Correspondance générale et correspondances partielles

 

            Cette édition, œuvre de longue haleine, permet d’embrasser toute la carrière d’un homme qui a participé à tous les grands combats de son temps, tant littéraires et esthétiques que politiques et sociaux. On peut suivre sa vie mois après mois, parfois même au jour le jour, mieux appréhender son évolution, ses hésitations, ses atermoiements et ses contradictions, et participer pour ainsi dire en direct à la genèse de ses œuvres majeures et aux péripéties des luttes qu’il a engagées sur tous les fronts. On a de surcroît le moyen de confronter les lettres intimes aux lettres publiques ou officielles, et du même coup on peut être témoin des stratégies mises en œuvre par un journaliste et un écrivain aux prises avec les éditeurs (Ollendorff, Charpentier, Fasquelle), les directeurs de revues et de grands quotidiens (Arthur Meyer, Francis Magnard, Juliette Adam, Fernand Xau), les gens de théâtre (Aurélien Lugné-Poe, Jules Claretie, Maurice de Féraudy) et ls hommes de pouvoir (Poicaré, Clemenceau, Briand). Il est même loisible de le prendre plaisamment en flagrant délit de mensonge, de flagornerie ou de duplicité, notamment face à Juliette Adam. Le prix à payer, outre l’inévitable incomplétude propre au genre, c’est la discontinuité de la lecture, la juxtaposition de lettres de nature différente et d’intérêt variable, adressées à des personnages fort divers, et, partant, le risque de sauter continuellement du coq à l’âne. La chronologie y trouve certes son compte, mais, à passer d’un correspondant à l’autre, il n’est pas toujours aisé de suivre les méandres d’une carrière aux multiples facettes, et la multiplicité même des relations entretenues par un auteur qui occupe autant de place dans le champ médiatique nuit un peu à l’étude des rapports particuliers qu’il entretient avec chacun de ses correspondants.

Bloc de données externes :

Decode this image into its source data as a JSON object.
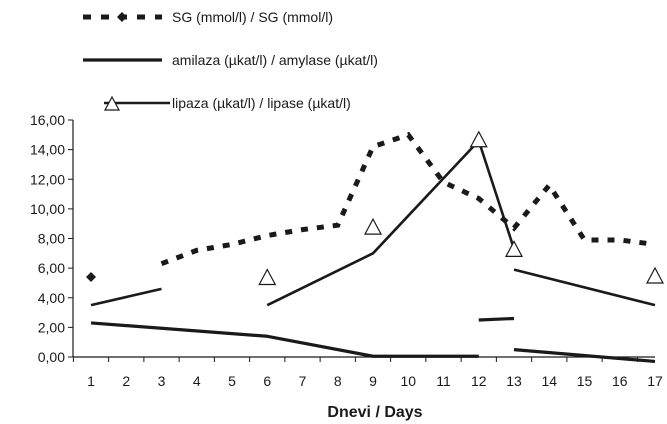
{
  "chart_data": {
    "type": "line",
    "title": "",
    "xlabel": "Dnevi / Days",
    "ylabel": "",
    "x": [
      1,
      2,
      3,
      4,
      5,
      6,
      7,
      8,
      9,
      10,
      11,
      12,
      13,
      14,
      15,
      16,
      17
    ],
    "x_tick_labels": [
      "1",
      "2",
      "3",
      "4",
      "5",
      "6",
      "7",
      "8",
      "9",
      "10",
      "11",
      "12",
      "13",
      "14",
      "15",
      "16",
      "17"
    ],
    "ylim": [
      0,
      16
    ],
    "y_ticks": [
      0,
      2,
      4,
      6,
      8,
      10,
      12,
      14,
      16
    ],
    "y_tick_labels": [
      "0,00",
      "2,00",
      "4,00",
      "6,00",
      "8,00",
      "10,00",
      "12,00",
      "14,00",
      "16,00"
    ],
    "grid": false,
    "legend_position": "top-left",
    "series": [
      {
        "name": "SG (mmol/l) / SG (mmol/l)",
        "style": "dotted-diamond",
        "color": "#1a1a1a",
        "segments": [
          [
            [
              1,
              5.4
            ]
          ],
          [
            [
              3,
              6.3
            ],
            [
              4,
              7.2
            ],
            [
              5,
              7.6
            ],
            [
              6,
              8.2
            ],
            [
              7,
              8.6
            ],
            [
              8,
              8.9
            ],
            [
              9,
              14.2
            ],
            [
              10,
              15.0
            ],
            [
              11,
              11.8
            ],
            [
              12,
              10.7
            ],
            [
              13,
              8.7
            ],
            [
              14,
              11.6
            ],
            [
              15,
              7.9
            ],
            [
              16,
              7.9
            ],
            [
              17,
              7.6
            ]
          ]
        ]
      },
      {
        "name": "amilaza (µkat/l) / amylase (µkat/l)",
        "style": "thick-solid",
        "color": "#1a1a1a",
        "segments": [
          [
            [
              1,
              2.3
            ],
            [
              6,
              1.4
            ],
            [
              9,
              0.05
            ],
            [
              12,
              0.05
            ]
          ],
          [
            [
              12,
              2.5
            ],
            [
              13,
              2.6
            ]
          ],
          [
            [
              13,
              0.5
            ],
            [
              17,
              -0.3
            ]
          ]
        ]
      },
      {
        "name": "lipaza (µkat/l) / lipase (µkat/l)",
        "style": "solid-triangle",
        "color": "#1a1a1a",
        "segments": [
          [
            [
              1,
              3.5
            ],
            [
              3,
              4.6
            ]
          ],
          [
            [
              6,
              3.5
            ],
            [
              9,
              7.0
            ],
            [
              12,
              14.6
            ],
            [
              13,
              7.3
            ]
          ],
          [
            [
              13,
              5.9
            ],
            [
              17,
              3.5
            ]
          ]
        ],
        "markers": [
          [
            6,
            5.3
          ],
          [
            9,
            8.7
          ],
          [
            12,
            14.6
          ],
          [
            13,
            7.2
          ],
          [
            17,
            5.4
          ]
        ]
      }
    ]
  }
}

            D’où l’intérêt complémentaire présenté par les éditions de correspondances partielles de Mirbeau avec Auguste Rodin (1988), avec Alfred Bansard des Bois (1989), avec Camille Pissarro (1990), avec Claude Monet (1990), avec Émile Zola (1990), avec Jean-François Raffaëlli (1993), avec Jean Grave (1994) et avec Jules Huret (2009). Ces correspondances partielles ne sont pas toutes croisées – c’est le cas de celles avec Zola et Pissarro, et, à degré moindre avec Raffaëlli, Grave et Huret – et on n’entend pas toujours assez la voix du destinataire. Mais elles permettent de mieux suivre les affaires que l’épistolier a à traiter avec ses amis et de mieux cerner les particularités du lien individualisé qui attache l’écrivain à chacun d’eux.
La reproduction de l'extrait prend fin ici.